Mayo Clinic Study Of Defective Gene That Causes Huntington's Sheds New Light On Disease

The results, published in the November issue of Nature Genetics, shed light on how the molecular pathology of Huntington’s disease causes the loss of brain tissue over time in patients. Their results could change the view of how a defective gene causes the disorder.

About 30,000 people in the United States have Huntington’s disease and children of people with HD have a 50 percent chance of inheriting the defective gene. The disease is progressive and there is currently no known cure. The recent results may have a big impact on how we approach therapy and reset thinking on the aberrant interactions of the full-length mutant gene product.

The study was led by Cynthia T. McMurray, Ph.D., together with Roy Dyer, Ph.D., of the Mayo Clinic Department of Molecular Pharmacology and Experimental Therapeutics.

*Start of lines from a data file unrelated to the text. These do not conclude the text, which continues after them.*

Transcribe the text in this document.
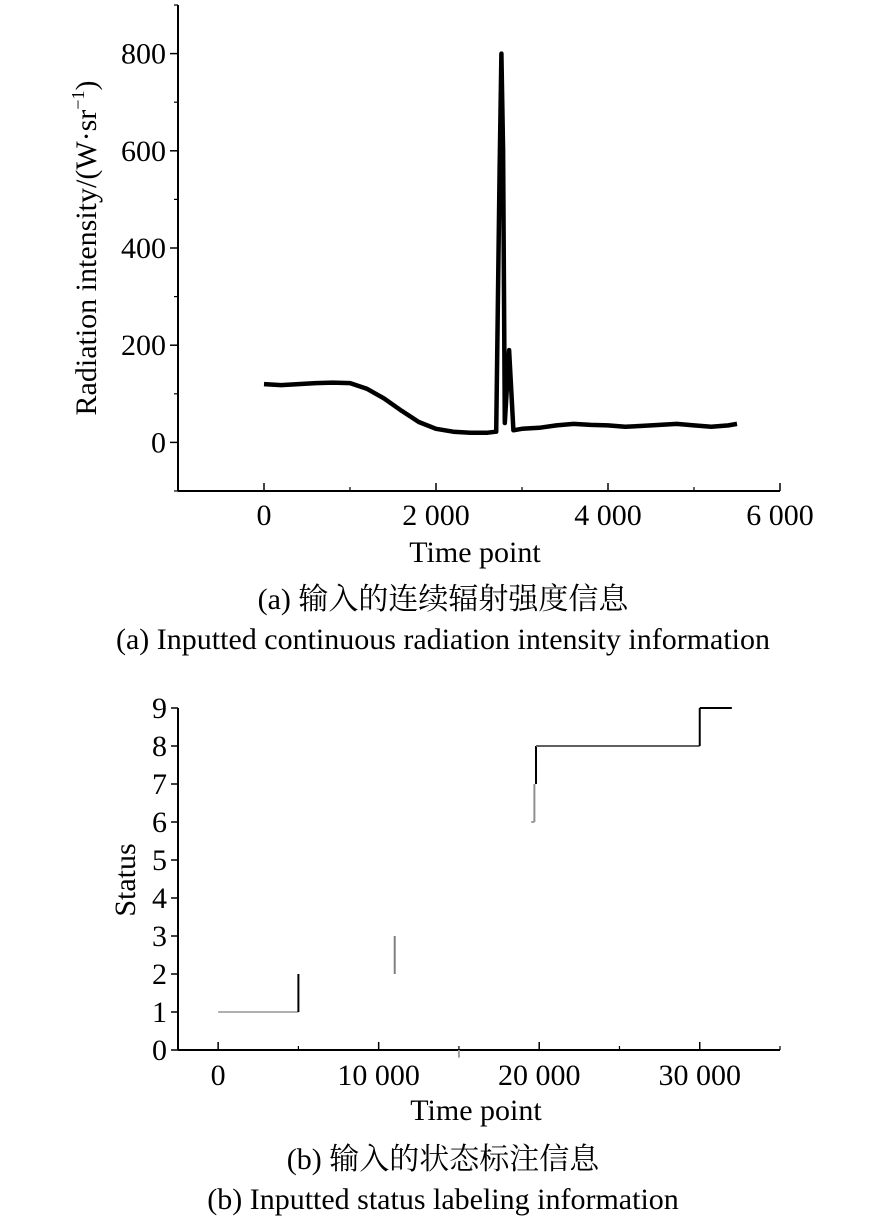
0	2 000	4 000	6 000
0
200
400
600
800
Time point
Radiation intensity/$(W\cdot sr^{-1})$
0	10 000	20 000	30 000
0
1
2
3
4
5
6
7
8
9
Time point
Status
(a) 输入的连续辐射强度信息
(a) Inputted continuous radiation intensity information
(b) 输入的状态标注信息
(b) Inputted status labeling information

The genetic defect causing HD is an expansion of an amino-acid stretch in a gene product called Huntingtin. Since its discovery in 1993, researchers have focused a great deal of attention on how the mutations causes neurons to die.

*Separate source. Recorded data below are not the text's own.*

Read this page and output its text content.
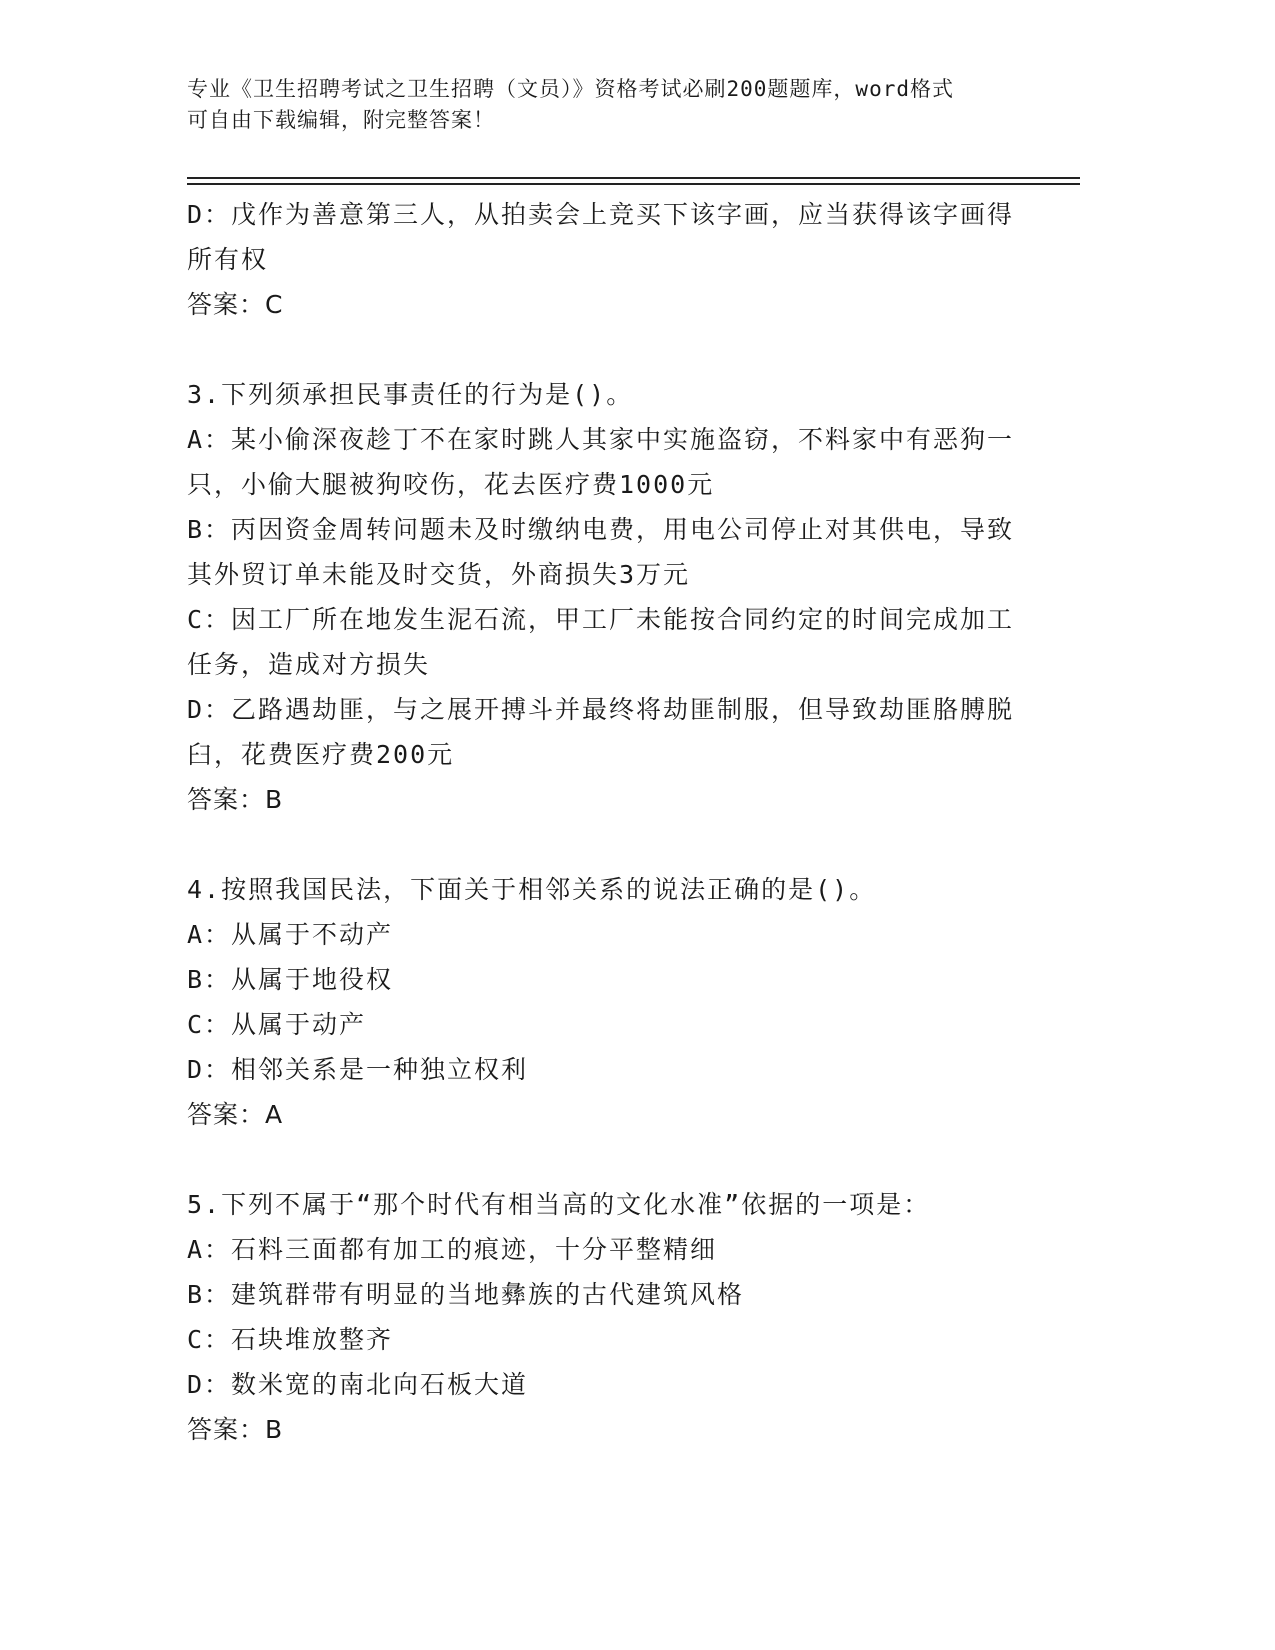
专业《卫生招聘考试之卫生招聘（文员）》资格考试必刷200题题库，word格式
可自由下载编辑，附完整答案！
D：戊作为善意第三人，从拍卖会上竞买下该字画，应当获得该字画得
所有权
答案：C
3.下列须承担民事责任的行为是()。
A：某小偷深夜趁丁不在家时跳人其家中实施盗窃，不料家中有恶狗一
只，小偷大腿被狗咬伤，花去医疗费1000元
B：丙因资金周转问题未及时缴纳电费，用电公司停止对其供电，导致
其外贸订单未能及时交货，外商损失3万元
C：因工厂所在地发生泥石流，甲工厂未能按合同约定的时间完成加工
任务，造成对方损失
D：乙路遇劫匪，与之展开搏斗并最终将劫匪制服，但导致劫匪胳膊脱
臼，花费医疗费200元
答案：B
4.按照我国民法，下面关于相邻关系的说法正确的是()。
A：从属于不动产
B：从属于地役权
C：从属于动产
D：相邻关系是一种独立权利
答案：A
5.下列不属于“那个时代有相当高的文化水准”依据的一项是：
A：石料三面都有加工的痕迹，十分平整精细
B：建筑群带有明显的当地彝族的古代建筑风格
C：石块堆放整齐
D：数米宽的南北向石板大道
答案：B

The prominent theory to date was that clipping of the mutant gene product generated a small "toxic fragment" in cells. The defective protein from the mutant Huntington’s gene contains an abnormal section. Therefore, fragments with the abnormal section accumulate and become toxic to brain cells. If correct, therapy might aim to block the molecules that do the cutting to prevent the release of the toxic fragment.

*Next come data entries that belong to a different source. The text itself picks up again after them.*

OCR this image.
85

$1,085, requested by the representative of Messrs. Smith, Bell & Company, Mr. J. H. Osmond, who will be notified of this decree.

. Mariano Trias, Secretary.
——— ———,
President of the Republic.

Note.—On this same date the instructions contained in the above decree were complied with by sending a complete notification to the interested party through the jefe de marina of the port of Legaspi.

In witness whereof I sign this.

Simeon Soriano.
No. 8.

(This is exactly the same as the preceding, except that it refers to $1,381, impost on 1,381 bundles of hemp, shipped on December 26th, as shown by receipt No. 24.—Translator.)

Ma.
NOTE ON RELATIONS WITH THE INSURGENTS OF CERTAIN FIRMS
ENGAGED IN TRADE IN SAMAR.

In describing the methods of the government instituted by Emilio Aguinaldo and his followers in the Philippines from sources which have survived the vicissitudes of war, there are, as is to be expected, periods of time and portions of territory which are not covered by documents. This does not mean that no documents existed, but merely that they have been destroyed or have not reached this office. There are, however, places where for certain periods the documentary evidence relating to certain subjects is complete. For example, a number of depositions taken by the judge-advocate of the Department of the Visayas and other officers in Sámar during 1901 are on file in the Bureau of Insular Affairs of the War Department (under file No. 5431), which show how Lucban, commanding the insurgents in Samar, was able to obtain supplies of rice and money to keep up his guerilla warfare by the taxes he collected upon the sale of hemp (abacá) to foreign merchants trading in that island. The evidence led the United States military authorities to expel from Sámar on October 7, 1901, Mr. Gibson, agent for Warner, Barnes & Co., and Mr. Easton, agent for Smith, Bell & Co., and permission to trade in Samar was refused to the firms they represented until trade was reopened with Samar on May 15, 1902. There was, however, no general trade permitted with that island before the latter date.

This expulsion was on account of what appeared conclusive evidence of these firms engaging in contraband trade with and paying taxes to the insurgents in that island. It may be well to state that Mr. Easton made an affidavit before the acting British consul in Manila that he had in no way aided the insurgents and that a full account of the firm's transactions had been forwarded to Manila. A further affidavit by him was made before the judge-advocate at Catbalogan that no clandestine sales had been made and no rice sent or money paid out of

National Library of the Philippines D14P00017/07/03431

However, the recent study suggests a different pathway. Dr. McMurray and her colleagues find in autopsy tissue from the brains of HD patients that the mutant protein is actually resistant to getting chopped up much more than its normal counterpart. As a result, the full-length protein begins to accumulate in the neuron with time, consistent with a late-onset disorder of HD. Further, they show that the accumulation of the mutant protein grabs the normal counterpart in the cell. Thus, expression of the mutant may act to "knockout" the function of the HD protein which is essential to cell function. If correct, then therapy may involve approaches to disruption of the clumps.

The recent study suggests the full-length protein is responsible for toxicity rather than a small toxic fragment.

"Our results shift the thinking about the mechanism of Huntington’s disease therapy,"' says Dr. McMurray, the senior author of the study. The full-length protein may be capable of grabbing partners that it cannot if it is only a small fragment. If the mutant protein is not clipped, then it is expected to reside in a particular compartment in the cell called the "cytoplasm." Therefore, scientists may redirect focus on critical targets grabbed by the mutant protein found in this compartment.

"Our results suggest that trying to find ways to prevent the chopping up of the mutant protein won’t be the most effective strategy to help treat the disease," said Dr. McMurray.

Instead, Dr. McMurray suggests that approaches aimed at developing molecules to prevent the mutant from grabbing cellular targets may be most effective. She is working on such approaches.

HD is an inherited, adult-onset disease of the central nervous system characterized by involuntary movements, cognitive impairment progressing to dementia and mood disturbances -- these symptoms are due to extensive loss of brain neurons.